The squad leader's body began to disintegrate from the inside out. It wasn't gory. It wasn't bloody. It was a quiet, horrifying process of deconstruction. His armor, his bones, his organs—they all broke down into their constituent parts, turning to a fine, gray dust that poured out of the seams of his suit. He didn't even have time to scream. His vocal cords had already turned to powder.

Within two seconds, all that remained was a hollow suit of armor, which collapsed in on itself with a soft metallic sigh. A small pile of gray dust puffed out from the helmet's neck seal.

This was Ravi Kuro's signature. This was not a punch. This was not a kick.

This was Divine Dismantling.

The other nine Erasers stared in silent, abject horror. Their advanced tactical displays were screaming with incomprehensible data. Their comms were filled with ragged, terrified breathing. Their training had prepared them for terrorists, soldiers, and even rogue superhumans. It had not prepared them for a god.

"What… what is he?!" one of them choked out.

"That's not a man…" another whispered, taking an involuntary step back. "That's a monster in human form!"
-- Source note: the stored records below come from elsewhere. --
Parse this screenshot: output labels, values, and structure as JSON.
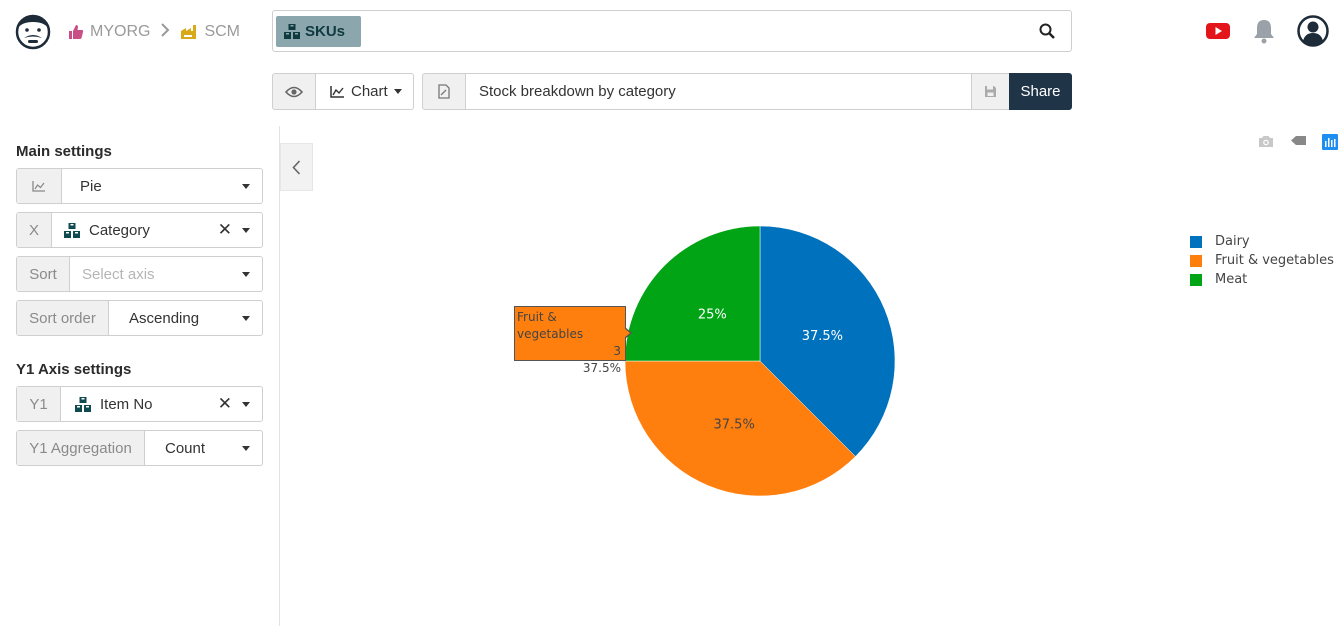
{
  "header": {
    "breadcrumb": [
      {
        "label": "MYORG",
        "icon": "thumbs-up-icon",
        "color": "#c94f86"
      },
      {
        "label": "SCM",
        "icon": "factory-icon",
        "color": "#d9a919"
      }
    ],
    "search": {
      "chip_label": "SKUs",
      "chip_icon": "boxes-icon"
    },
    "icons": [
      "youtube-icon",
      "bell-icon",
      "user-account-icon"
    ]
  },
  "toolbar": {
    "view_icon": "eye-icon",
    "chart_label": "Chart",
    "chart_icon": "area-chart-icon",
    "doc_icon": "document-edit-icon",
    "title": "Stock breakdown by category",
    "save_icon": "save-icon",
    "share_label": "Share"
  },
  "sidebar": {
    "main_title": "Main settings",
    "chart_type": {
      "icon": "area-chart-icon",
      "value": "Pie"
    },
    "x": {
      "label": "X",
      "value": "Category",
      "icon": "boxes-icon"
    },
    "sort": {
      "label": "Sort",
      "placeholder": "Select axis"
    },
    "sort_order": {
      "label": "Sort order",
      "value": "Ascending"
    },
    "y1_title": "Y1 Axis settings",
    "y1": {
      "label": "Y1",
      "value": "Item No",
      "icon": "boxes-icon"
    },
    "y1_agg": {
      "label": "Y1 Aggregation",
      "value": "Count"
    }
  },
  "modebar": [
    "camera-icon",
    "tag-icon",
    "plotly-logo-icon"
  ],
  "chart_data": {
    "type": "pie",
    "categories": [
      "Dairy",
      "Fruit & vegetables",
      "Meat"
    ],
    "values": [
      3,
      3,
      2
    ],
    "percent_labels": [
      "37.5%",
      "37.5%",
      "25%"
    ],
    "colors": [
      "#0072bd",
      "#ff7f0e",
      "#00a414"
    ],
    "legend_position": "top-right",
    "hover": {
      "label": "Fruit & vegetables",
      "value": "3",
      "percent": "37.5%"
    }
  }
}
Ravi turned his gaze toward them, his hands falling back to his sides. The aura around him pulsed once, a wave of pure, undiluted dread that felt like drowning in an arctic ocean.
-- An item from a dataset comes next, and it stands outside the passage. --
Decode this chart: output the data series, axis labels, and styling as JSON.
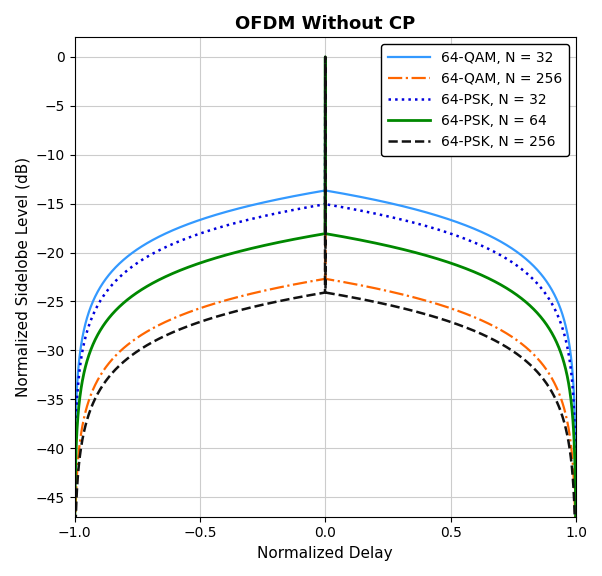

"You have two options," he said, his voice a flat monotone that promised annihilation. "One: Disappear. Two: Be disappeared."

It was not a choice. It was a statement of fact.

Without a moment's hesitation, the remaining Erasers broke. Their discipline, their training, their loyalty to the Pale Hand—it all shattered in the face of this absolute, incomprehensible power. They dropped their weapons and ran, scrambling back into their vans with a panic that was utterly unprofessional and entirely human. The vans' tires screeched as they sped away in a desperate, disorderly retreat.

Within ten seconds, the street was silent again, littered with discarded future-tech and the empty suit of armor.

Ayla sat on the pavement where the bench used to be, her phone clutched in a white-knuckled grip. She had just watched a man catch a tranquilizer dart, stop a barrage of plasma fire with his mind, and turn another man into dust with a single touch.

Ravi walked back over to her. He looked at the empty space where the bench had been, then at her sitting on the ground. A flicker of something—perhaps annoyance at the inconvenience—crossed his face.

"This is inefficient," he repeated.

He then did something that surprised her more than the violence. He extended his hand to her.

"You can't stay here," he said. "They know who you are now. Your old life is gone."

Ayla stared at his outstretched hand. It was the same hand that had just reduced a human being to dust. It was clean, pale, and steady. It was the hand of a killer. The hand of a god. The hand of a monster.

But it was also the only hand in the entire godforsaken city that had offered her help.

With a deep, shuddering breath, she placed her small, trembling hand into his. His grip was firm and surprisingly warm. He pulled her to her feet with effortless strength.

"Where… where are we going?" she asked, her voice barely audible.

Ravi looked up at the glittering, rain-swept towers of Duskfall, his gaze distant, as if searching for something only he could see.

"Somewhere quiet," he said. "I need to think."